# Gathering Field Failure Data

A common and poor technique to gather field data is to count the number of returns by week or month. This can provide a graph showing the number of returns over time.

It hides information you need to understand your field failures.

Let’s take a look at a way to gather the same field failure data and retain the critical information necessary for time to failure analysis.

## The Necessary and Available Data

Most organizations keep track of shipments.

Possibly counting the number of products shipped to customers on a monthly basis. Let’s say we’re manufacturing bicycles and roughly ship 5,000 bikes per month. We need this information in order to compare to the number of returns in order to estimate failure rates, and more importantly, the number of bikes that have not failed.

With a short conversation with the person tracking shipments, we find over the past 6 months the following shipments.

Month Shipments

Jan 3,519

Feb 6,292

Mar 7,132

Apr 5,633

May 4,222

Jun 4,476

Each bicycle has a serial number which includes the month of production, thus we know which month the unit shipped. This is the next piece of data we need concerning a returned unit, which month was it manufactured.

When a unit is returned we count it as a return for the specific month of production. This allows us to know how many bikes from that month of production have not failed.

We also then know how long this particular returned unit was with a customer. Of course, we’re making some assumptions about transpiration, time on store shelves, and other variables, yet often we only really know the shipment month and the returned month, thus the time (roughly) with a customer.

## Organizing the Returns Data

One way to organize the data as it becomes available is in a Nevada chart.

The name is because the resulting table has a triangle shape reminiscent of the lower part of Nevada shape if tipped on its side. Doesn’t work for me either, yet that is the chart’s name.

Following the example started above, let’s count the number of failures per month and log the count by month of shipment.

Month Ship Jan Feb Mar Apr May Jun July

Jan 3,519 3 6 3 7 10 3

Feb 6,292 4 8 20 35 24

Mar 7,132 8 14 25 31

Apr 5,633 4 13 6

May 4,222 6 8

Jun 4,476 6

Thus in January, we shipped 3,519 units and three from that group returned in January, and another 6 in February. We also received 4 returns in February from the batch of February shipments.

Notice the shape of the table of return counts—looks like Nevada right?

## Preparation for Analysis

This chart is only for gathering the data. It is difficult to make any conclusion based on this table of data. What we do need to know is how long the units returned were in the field and how many remain right censored (haven’t failed yet).

It is difficult to make any conclusion based on this table of data. What we do need to know is how long the units returned were in the field and how many remain right censored (haven’t failed yet).

The time to failure is the difference between the return month and the month of shipment. Thus for the returns in February, the units shipped in January we can say were in the field for 2 months. For the those shipped in February, they were in the field for 1 month.

I’m assuming all shipments are at the start of the month and all returns are at the end of the month.

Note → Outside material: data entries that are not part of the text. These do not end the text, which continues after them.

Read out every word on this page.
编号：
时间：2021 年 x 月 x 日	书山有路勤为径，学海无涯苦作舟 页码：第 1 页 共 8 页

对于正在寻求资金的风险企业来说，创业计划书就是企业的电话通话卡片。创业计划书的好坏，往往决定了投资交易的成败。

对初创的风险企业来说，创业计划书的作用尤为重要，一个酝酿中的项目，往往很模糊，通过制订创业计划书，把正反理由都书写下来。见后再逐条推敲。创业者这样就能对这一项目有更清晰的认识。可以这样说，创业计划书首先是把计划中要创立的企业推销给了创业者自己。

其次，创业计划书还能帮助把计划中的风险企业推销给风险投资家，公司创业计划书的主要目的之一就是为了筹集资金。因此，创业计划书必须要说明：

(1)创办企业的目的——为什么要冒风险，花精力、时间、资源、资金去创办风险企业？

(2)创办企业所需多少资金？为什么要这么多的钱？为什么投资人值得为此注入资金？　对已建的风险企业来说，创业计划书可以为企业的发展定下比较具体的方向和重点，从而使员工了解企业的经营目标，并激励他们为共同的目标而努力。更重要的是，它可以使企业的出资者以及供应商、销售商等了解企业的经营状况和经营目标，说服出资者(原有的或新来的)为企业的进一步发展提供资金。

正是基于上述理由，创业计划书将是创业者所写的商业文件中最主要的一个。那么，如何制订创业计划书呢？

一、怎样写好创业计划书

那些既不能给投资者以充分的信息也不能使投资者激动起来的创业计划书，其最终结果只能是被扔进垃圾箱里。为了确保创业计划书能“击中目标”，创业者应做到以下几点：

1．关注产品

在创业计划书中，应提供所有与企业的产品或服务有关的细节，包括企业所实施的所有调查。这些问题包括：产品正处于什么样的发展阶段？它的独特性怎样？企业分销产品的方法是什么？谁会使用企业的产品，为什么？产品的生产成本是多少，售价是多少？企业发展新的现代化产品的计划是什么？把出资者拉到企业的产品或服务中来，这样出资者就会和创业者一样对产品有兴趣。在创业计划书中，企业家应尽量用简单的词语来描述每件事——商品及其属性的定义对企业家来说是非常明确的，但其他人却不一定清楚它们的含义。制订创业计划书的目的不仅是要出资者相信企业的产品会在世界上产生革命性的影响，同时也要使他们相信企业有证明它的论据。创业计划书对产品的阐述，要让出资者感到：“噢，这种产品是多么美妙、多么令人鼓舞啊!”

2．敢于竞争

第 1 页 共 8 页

This helps to avoid having a duration in the field of zero which can cause trouble with some analysis later.

Having day or week of shipment and corresponding day or week of return would be an improvement, yet it seems monthly shipments and returns is fairly common. Monthly data is still useful.

The other element we need is how many units remain and are thus right censored. We can calculate this for each row by subtracting the total number of returns from the number of units shipped. The time of censoring is the difference in the current month and the month of shipment. Repeat this calculation for each listed month and shipment row where a return occurred.

Thus for the January shipment row, we have 32 returns and thus 3,487 units that have not failed. Repeat these calculations for each row.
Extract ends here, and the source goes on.